Repos compensateur de remplacement (ou « récupération »)

Il vise à récupérer, en repos, les heures supplémentaires de travail accomplies et/ou leurs majorations.

Les heures ainsi « récupérées » en repos excluent toute autre contrepartie et ne s’imputent pas sur le contingent annuel d’heures supplémentaires.

Convention de forfait annuel en jours

Une convention de forfait annuel en jours consiste à décompter le temps de travail en jours et non en heures.

La durée du travail est forfaitisée en nombre de jours de travail à accomplir sur une période annuelle et la rémunération versée est lissée et globalisée (elle ne varie pas selon le nombre de jours travaillés dans le mois et inclut tous les jours/heures travaillés).

Congés payés

Le nombre de jours de congés payés est de 27 jours ouvrés par an (25 jours légaux et 2 jours supplémentaires octroyés par l’employeur). Ils sont acquis sur la base de 2,25 jours ouvrés par mois de travail effectif ou assimilé pendant la période de référence.

Jours fériés

Les jours fériés chômés et payés sont les suivants : 1er janvier, lundi de Pâques, 1er mai, 8 mai, jeudi de Ascension, lundi de pentecôte, 14 juillet, 15 août, Toussaint, 11 novembre et 25 décembre, soit 10 jours.

Article 5 Durée et organisation du travail pour le personnel non soumis à une convention individuelle de forfait annuel en jours

5.1 Personnel concerné

Il s’agit des salariés, cadres ou non cadres, travaillant à temps plein, non soumis à une convention individuelle de forfait annuel en jours.

5.2 Organisation du travail sur l’année

L’organisation du travail sur l’année s’inscrit dans le cadre des dispositions des articles L 3121-44 et suivants du code du travail.

5.3 Année de référence

La période d’appréciation de la durée du travail (période de référence) court du 1er janvier au 31 décembre.

5.4 Durée du travail

La durée du travail se décompte sur l’année.

La durée hebdomadaire moyenne de travail est de 35 heures.

L’horaire de travail est de 36 heures et 50 minutes par semaine, les heures de travail accomplies au-delà de 35 heures étant compensées par l’attribution de 11 jours de repos supplémentaires (dits JRTT) par an.

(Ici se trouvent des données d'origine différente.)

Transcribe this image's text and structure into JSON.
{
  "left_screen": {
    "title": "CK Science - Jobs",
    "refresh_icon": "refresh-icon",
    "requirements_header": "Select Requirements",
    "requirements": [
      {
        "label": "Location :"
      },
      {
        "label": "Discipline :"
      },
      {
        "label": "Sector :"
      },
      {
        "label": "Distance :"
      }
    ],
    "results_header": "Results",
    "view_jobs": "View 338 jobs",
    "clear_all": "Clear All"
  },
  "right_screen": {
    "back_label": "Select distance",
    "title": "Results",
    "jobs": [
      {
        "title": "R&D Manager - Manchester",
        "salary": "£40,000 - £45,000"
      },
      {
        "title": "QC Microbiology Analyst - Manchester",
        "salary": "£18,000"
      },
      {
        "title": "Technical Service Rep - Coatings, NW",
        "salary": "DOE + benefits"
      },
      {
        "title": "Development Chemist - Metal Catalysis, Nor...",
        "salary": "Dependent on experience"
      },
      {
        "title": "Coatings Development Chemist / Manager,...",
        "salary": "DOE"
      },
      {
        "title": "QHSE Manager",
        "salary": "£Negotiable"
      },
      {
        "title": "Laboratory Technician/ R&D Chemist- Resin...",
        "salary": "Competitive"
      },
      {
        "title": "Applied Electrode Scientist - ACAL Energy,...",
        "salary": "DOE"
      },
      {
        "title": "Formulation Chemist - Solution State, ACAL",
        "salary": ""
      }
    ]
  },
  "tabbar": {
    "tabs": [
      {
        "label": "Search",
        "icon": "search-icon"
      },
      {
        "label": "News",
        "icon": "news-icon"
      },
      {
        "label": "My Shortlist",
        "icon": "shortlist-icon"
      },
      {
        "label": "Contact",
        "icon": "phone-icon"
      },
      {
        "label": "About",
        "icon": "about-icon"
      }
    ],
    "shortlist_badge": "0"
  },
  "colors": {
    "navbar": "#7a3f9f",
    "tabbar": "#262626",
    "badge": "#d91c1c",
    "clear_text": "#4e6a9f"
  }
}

Les horaires pratiqués sont ceux affichés au sein de l’entreprise sur les panneaux réservés à cet effet, à savoir :

  • 7h30 de travail effectif quotidien du lundi au jeudi et 6h50 de travail effectif le vendredi

  • Arrivée le matin entre 7h et 9h30

  • Départ le soir entre 15h et 20h du lundi au jeudi, entre 15h et 18h le vendredi

  • Pause méridionale pour le déjeuner (1h minimum, 1h30 maximum) à prendre entre 12h et 14h

UEtant précisé qu’une journée de travail « standard » commence à 9h et se termine à 17h30 du lundi au jeudi et à 16h50 le vendredi, avec une pause méridionale pour le déjeuner d’une heure de 12h30 à 13h30.

Le salarié bénéficie d’un repos hebdomadaire de 2 jours consécutifs les samedis et dimanches.

Le salaire versé étant la juste contrepartie du travail accompli par le salarié dans le respect des horaires rappelés ci-dessus, les heures non travaillées peuvent, à due concurrence, donner lieu à une retenue sur la rémunération.

Un douzième du nombre de JRTT octroyés est crédité en début de mois au salarié.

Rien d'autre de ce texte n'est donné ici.